Jika Indonesia tetap berada pada situasi seperti ini, maka mimpi untuk meningkatkan minat literasi dan kualitas hidup di Indonesia hanya akan menjadi angan-angan saja. Kalau kita mau belajar dari Jepang, ketika dahulu pada akhir perang dunia ke-2 di luluh lantahkan dengan bom atom. Pertama kali yang dilakukan oleh Kaisar Hirohito pada saat itu adalah mengumpulkan 45.000 guru yang tersisa, dan merevisi semua kebijakan pendidikan dengan baik untuk kembali pulih. Sampai hari ini kita melihat jepang sebagai negara yang maju dari berbagai sektor adalah buah dari perhatiannya yang maksimal terhadap pendidikan dan literasi negaranya.
ADVERTISEMENT
Mari Bangkit Kembali
Kenapa penulis mengajak untuk menulis, tidak langsung meganjurkan untuk membaca?
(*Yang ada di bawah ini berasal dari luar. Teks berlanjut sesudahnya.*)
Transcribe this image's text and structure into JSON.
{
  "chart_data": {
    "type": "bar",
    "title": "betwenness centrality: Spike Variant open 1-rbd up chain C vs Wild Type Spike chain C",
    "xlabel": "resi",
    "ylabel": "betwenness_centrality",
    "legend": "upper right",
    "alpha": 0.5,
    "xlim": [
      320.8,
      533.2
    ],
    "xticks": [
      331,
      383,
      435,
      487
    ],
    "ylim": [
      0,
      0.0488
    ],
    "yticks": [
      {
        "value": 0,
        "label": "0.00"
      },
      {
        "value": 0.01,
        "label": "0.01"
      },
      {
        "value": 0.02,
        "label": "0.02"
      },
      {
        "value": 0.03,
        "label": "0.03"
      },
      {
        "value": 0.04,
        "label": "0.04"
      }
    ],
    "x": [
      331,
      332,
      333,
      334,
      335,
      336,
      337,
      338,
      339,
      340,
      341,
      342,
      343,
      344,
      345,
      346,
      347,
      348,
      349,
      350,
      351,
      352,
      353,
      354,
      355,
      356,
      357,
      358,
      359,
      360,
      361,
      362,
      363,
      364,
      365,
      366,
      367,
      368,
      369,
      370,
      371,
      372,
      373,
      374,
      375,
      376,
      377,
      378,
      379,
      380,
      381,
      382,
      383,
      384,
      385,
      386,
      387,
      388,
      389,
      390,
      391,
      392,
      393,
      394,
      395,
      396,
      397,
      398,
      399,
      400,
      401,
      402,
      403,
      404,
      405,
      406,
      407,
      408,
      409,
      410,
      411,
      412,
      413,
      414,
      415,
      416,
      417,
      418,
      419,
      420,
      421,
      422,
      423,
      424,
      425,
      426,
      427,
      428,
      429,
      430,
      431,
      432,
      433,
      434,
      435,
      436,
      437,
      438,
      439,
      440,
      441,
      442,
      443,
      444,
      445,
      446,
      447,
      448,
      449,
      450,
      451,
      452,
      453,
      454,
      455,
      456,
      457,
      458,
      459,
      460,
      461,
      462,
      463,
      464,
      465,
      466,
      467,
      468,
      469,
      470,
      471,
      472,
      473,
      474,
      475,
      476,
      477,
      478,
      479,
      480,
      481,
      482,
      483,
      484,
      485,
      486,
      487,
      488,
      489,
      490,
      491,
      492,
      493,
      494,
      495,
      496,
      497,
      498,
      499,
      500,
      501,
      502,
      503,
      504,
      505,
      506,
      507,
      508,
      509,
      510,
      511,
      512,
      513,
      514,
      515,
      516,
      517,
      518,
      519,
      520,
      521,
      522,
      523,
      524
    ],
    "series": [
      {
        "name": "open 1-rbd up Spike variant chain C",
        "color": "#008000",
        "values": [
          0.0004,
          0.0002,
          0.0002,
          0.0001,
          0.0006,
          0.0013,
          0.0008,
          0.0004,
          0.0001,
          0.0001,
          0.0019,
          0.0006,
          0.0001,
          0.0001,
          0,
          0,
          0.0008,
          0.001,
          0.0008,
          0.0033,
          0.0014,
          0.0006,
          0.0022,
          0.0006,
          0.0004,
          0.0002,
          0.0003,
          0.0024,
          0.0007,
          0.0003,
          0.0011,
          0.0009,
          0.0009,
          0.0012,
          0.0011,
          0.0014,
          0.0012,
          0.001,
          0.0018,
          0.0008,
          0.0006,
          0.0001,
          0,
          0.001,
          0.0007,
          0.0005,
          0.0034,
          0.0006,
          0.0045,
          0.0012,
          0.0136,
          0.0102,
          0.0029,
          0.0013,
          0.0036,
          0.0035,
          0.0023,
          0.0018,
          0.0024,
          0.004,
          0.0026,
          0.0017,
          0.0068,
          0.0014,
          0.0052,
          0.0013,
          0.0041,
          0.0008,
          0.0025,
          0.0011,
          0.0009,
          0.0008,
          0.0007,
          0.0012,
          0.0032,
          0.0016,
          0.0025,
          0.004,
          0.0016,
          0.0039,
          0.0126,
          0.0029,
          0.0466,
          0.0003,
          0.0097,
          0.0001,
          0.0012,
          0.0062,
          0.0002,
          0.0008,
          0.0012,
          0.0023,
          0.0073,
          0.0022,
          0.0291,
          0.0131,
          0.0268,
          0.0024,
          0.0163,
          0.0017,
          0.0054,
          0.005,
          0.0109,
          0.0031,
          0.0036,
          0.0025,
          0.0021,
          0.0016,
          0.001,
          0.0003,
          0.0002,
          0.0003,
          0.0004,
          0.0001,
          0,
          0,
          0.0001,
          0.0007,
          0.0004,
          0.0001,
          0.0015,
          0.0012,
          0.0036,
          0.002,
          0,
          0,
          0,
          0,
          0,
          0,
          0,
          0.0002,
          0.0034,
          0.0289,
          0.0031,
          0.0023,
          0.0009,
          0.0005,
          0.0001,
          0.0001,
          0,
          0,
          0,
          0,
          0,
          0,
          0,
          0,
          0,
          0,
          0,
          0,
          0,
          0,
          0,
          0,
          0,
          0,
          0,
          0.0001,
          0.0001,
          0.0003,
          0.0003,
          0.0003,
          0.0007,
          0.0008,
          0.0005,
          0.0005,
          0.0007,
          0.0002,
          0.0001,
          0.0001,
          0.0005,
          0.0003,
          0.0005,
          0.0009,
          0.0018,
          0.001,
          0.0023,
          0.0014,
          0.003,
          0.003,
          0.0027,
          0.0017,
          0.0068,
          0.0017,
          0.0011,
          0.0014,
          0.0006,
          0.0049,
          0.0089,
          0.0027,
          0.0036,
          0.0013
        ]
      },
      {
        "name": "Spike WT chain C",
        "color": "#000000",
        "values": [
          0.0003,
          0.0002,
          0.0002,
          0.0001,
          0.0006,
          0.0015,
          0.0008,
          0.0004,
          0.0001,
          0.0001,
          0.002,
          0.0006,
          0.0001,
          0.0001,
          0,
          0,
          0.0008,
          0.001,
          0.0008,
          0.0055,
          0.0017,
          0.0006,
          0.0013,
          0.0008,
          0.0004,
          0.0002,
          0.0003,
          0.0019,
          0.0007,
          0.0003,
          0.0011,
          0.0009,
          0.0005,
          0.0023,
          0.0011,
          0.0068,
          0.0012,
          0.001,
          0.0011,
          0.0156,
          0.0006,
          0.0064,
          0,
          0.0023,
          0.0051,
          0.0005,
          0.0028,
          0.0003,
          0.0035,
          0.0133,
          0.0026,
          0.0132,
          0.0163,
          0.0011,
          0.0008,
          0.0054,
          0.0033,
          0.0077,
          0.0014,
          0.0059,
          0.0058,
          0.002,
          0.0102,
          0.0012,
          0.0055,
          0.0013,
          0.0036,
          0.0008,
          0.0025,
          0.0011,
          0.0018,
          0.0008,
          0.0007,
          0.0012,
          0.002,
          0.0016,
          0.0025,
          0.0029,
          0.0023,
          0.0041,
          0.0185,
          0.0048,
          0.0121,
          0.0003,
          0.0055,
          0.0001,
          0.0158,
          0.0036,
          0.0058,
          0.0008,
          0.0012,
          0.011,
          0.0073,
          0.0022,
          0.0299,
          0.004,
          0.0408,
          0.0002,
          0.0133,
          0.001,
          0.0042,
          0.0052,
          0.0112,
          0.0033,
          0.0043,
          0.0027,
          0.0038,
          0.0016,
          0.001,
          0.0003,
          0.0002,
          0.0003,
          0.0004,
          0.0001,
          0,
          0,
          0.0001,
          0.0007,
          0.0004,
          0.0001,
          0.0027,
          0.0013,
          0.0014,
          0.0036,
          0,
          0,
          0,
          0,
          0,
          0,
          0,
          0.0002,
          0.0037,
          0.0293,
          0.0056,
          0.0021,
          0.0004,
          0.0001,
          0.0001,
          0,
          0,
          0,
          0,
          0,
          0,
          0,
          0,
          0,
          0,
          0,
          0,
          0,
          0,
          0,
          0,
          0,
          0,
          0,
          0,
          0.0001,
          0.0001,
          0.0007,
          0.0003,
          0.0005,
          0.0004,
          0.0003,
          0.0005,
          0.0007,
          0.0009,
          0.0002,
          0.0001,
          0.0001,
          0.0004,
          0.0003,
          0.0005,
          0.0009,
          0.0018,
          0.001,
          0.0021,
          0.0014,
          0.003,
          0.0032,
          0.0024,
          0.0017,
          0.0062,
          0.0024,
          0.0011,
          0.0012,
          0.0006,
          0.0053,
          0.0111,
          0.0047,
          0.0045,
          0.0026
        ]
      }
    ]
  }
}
Karena dengan menulis, maka kebutuhan bacaan sebagai bahan tulisan kita akan semakin banyak. Semakin beragam topik tulisan yang kita susun, maka bacaan kita juga akan semakin banyak dan bervariasi. Tere Liye, seorang penulis produktif yang sudah menulis lebih dari 70 buku bahkan sudah menamatkan ribuan buku saat lulus dari Sekolah Menengah Atas (SMA). Penulis sangat berharap, setelah membaca artikel ini para pembaca dapat lebih menyadari pentingnya literasi dan mulai menulis untuk menginspirasi banyak orang. Mulai dari yang kecil saja terlebih dahulu, seperti mulai mencatat apa saja yang akan dilakukan esok hari, atau mengevaluasi diri sendiri hari ini supaya lebih baik kedepannya.
ADVERTISEMENT
Indonesia Emas 2045 tidak akan terwujud tanpa perhatian yang besar tehadap dunia literasi dan pendidikan. Maka dari itu, mari kita semua, putra dan putri Indonesia yang memulainya.